Monday, March 16, 2009

What If?

I do not think you are kidding yourself about planning a VBAC and this is why. Your responsibility as a mother is *not* to not have a cesarean or to have a VBAC. Your responsibility is to plan the safest birth for you, your baby and your family. That's it. Now, obviously and for lots of really legitimate and important reasons, we all hope that the safest birth for everyone involved is a vaginal birth, because no matter what the circumstances, necessary or not, surgical delivery can really suck. So the question I would ask you is this -- are you planning the safest birth you can? If your physical condition does change for the worse, will you continue to plan the safest birth you can even though doing that might be incredibly painful and disappointing? Are you doing everything you can to keep as healthy as you can? Do you understand your risk factors and how they could impact the choices you have? Are your circumstances now different from what they were the previous two times? If you answer yes to these questions, then I can't see that you are fooling yourself or kidding yourself or in any way delusional.

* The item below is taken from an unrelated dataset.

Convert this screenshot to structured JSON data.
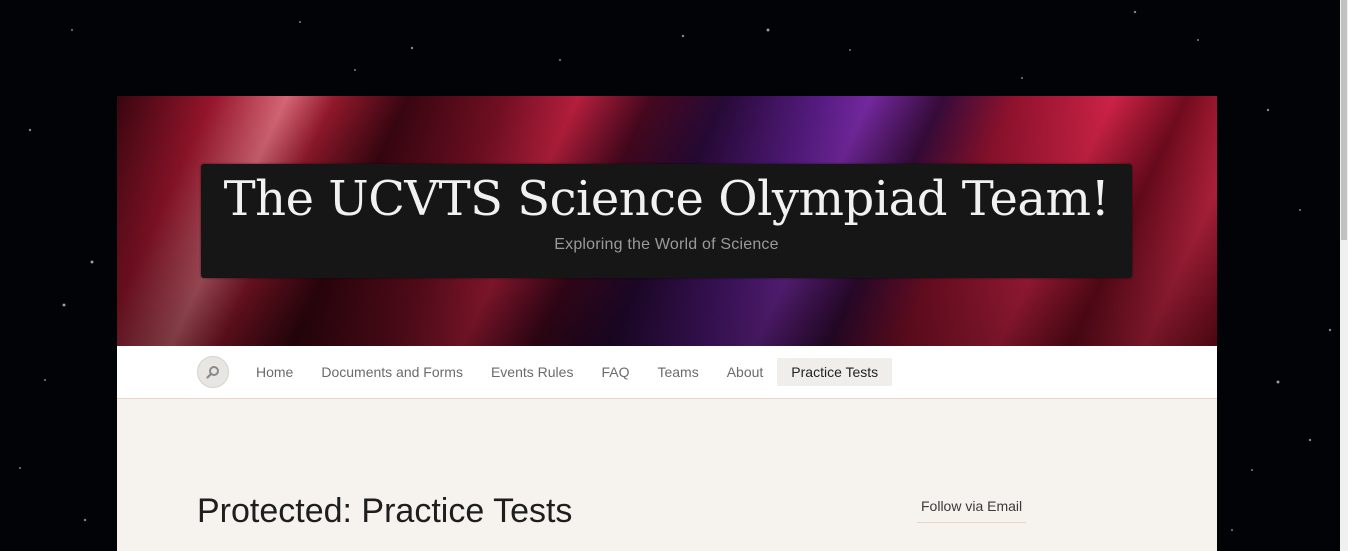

The part of all this that is so hard to come to terms with is that there are very real factors that can make or break plans for a vaginal birth that are completely out of our control...boy, does that grind...but in the end, it is possible that your body will not stay healthy enough for a planned VBAC in spite of you doing everything you possibly can. It is also possible that the events of your last 2 pregnancies will NOT repeat, because this is a different pregnancy. Previous pregnancies can seem predictive but often they are not. Each pregnancy, each labor, each baby is different. That you CAN be sure of. You can't do anything at this point about having had 2 previous cesareans. Oh, we wish we could! But we can't. You can make plans with those 2 cesareans in mind, and you should. You do have control over all sorts of things. But what you (and anyone else -- ICAN, midwives, physicians) don't have control over is the final outcome.

Remember -- it is NOT about having a VBAC. It is about planning the safest birth you can. Period.